Well it was bound to happen; yes, I cut myself in my practical final exam for cooking one. Don't worry I did fine on it, but I could've done without all the blood. Although, a friend of mine told me to look at it as a rite of passage as a chef, and I would have to agree with that insight. It seems a little cliché but somewhat cool in way if you think about it those terms. Trust me I could've done without the cut and pain but the blood was a type of baptism into this world of dangerous elements. Fire and sharp knives are what attracted me to this career change, I love to play with them and make fun and exciting food.


So Cooking 1 is done, onto Cooking 2 and so the journey continues. What will be next? I hope that no more cuts for a while at least.
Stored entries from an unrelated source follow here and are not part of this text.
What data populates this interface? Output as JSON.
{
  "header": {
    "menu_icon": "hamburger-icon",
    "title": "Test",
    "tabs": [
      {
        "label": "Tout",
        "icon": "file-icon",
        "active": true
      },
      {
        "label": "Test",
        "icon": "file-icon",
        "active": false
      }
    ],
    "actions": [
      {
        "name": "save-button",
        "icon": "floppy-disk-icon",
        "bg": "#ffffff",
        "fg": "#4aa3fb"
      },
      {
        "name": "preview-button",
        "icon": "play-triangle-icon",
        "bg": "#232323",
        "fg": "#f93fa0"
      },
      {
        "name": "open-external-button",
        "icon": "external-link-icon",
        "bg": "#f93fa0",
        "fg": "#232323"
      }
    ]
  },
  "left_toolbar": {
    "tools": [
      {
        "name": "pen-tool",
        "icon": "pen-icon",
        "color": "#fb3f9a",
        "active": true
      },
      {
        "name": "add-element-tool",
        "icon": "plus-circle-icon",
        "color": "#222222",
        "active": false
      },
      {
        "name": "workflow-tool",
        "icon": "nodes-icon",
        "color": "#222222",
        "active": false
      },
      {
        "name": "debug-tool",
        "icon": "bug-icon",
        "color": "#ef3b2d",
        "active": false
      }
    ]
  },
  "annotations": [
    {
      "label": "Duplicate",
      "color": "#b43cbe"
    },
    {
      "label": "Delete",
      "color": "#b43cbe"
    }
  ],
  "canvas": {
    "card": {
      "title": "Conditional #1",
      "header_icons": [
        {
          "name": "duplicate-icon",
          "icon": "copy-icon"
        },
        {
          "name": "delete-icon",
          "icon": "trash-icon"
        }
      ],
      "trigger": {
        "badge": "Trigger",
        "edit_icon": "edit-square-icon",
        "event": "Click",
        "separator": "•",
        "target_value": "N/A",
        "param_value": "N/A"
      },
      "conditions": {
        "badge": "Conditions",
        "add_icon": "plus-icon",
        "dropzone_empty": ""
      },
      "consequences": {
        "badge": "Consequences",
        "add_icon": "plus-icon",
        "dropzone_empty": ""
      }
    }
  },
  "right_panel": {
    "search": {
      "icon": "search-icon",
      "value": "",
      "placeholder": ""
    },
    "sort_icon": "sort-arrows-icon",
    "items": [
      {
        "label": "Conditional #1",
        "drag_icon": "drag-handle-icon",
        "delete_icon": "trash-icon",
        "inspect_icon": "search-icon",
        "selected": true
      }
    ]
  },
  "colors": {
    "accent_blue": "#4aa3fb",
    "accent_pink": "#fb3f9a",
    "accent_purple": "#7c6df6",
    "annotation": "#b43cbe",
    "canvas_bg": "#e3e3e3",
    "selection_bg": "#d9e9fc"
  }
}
Take care and get out and eat the world

Monday, January 18, 2010

Finding Meaning In Food


So I am almost done with the second term at the Midwest Culinary Institute and I find myself at a crossroads. I feel like I am at a point where I am coming to terms with how far I have already traveled and how far I have to go still in the world of food. On one hand, .I feel like I have taken so many leaps forward but still understand that is still so small compared to where I need to be thus far. I still do not have a firm grasp on why I am on this road of discovering this world of food and all things Culinary. One thing I do know is that this face will never been on the Food Network, and honestly, I am not really too disappointed in that, it was not ever one of my goals anyway. I know it is so cool to bash the Food Network as a culinary student but it serves a purpose and people love it so I will leave it at that. So with the bright lights of TV ruled out where does that leave me?
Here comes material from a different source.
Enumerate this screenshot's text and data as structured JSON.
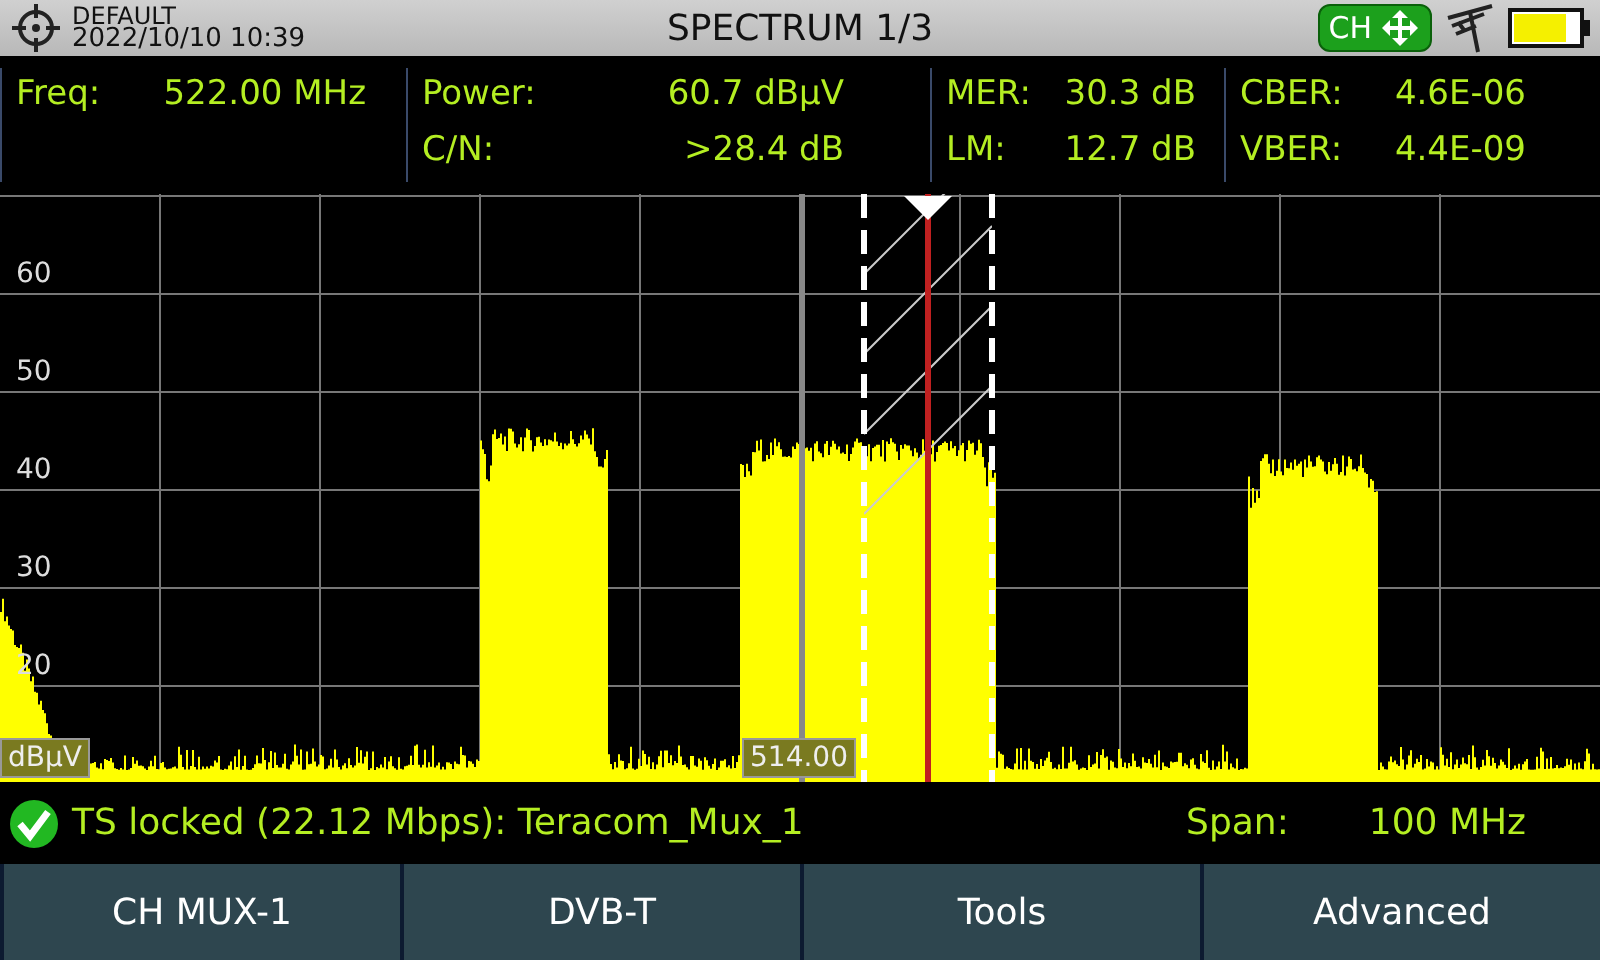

A Chef I suppose.... but at what point do you assume the title "Chef ?" To me, no matter how hard I work and learn I do not think I would ever consider myself a Chef. I would prefer to use my new favorite word, bon vivant. Check the link, to enjoy the finer things of life. I think being a cook would give me a chance to do that or I would hope so right. I mean if not then why bother. I am not going to culinary school to be some wanna be celebrity chef that gets to do cooking segments on morning TV. Nah, I would prefer to be the quiet face behind the plate of food you just had. The plate of food that was just perfect to your eye and like sex when you put it in your mouth. Not knowing how many times I burnt myself making it just so you can enjoy it enough to forget it about an hour later.

I know this is a somewhat dark look at a future and that it may be brighter on the other side of the fence. Right now all I am doing is staring up at that fence wondering how big of ladder I will need. Sometimes life for me seems to be very confusing, but somehow I make it through, and normally for the better. Do not worry I am not going all sweet and sappy on you. It is not my style really, but I will say that food makes expressing myself a lot easier. Nothing like making something divine and letting it do the talking for you. I think some of my best conversations I have had was when we were both chowing down on something super delicious. I would take that over small talk about politics or weather any day.

Now there is no moral to this story, again that would be sappy and I prefer to sit quietly listening to some Led Zeppelin, "Going to California" in the background and ponder the future and dream my day away.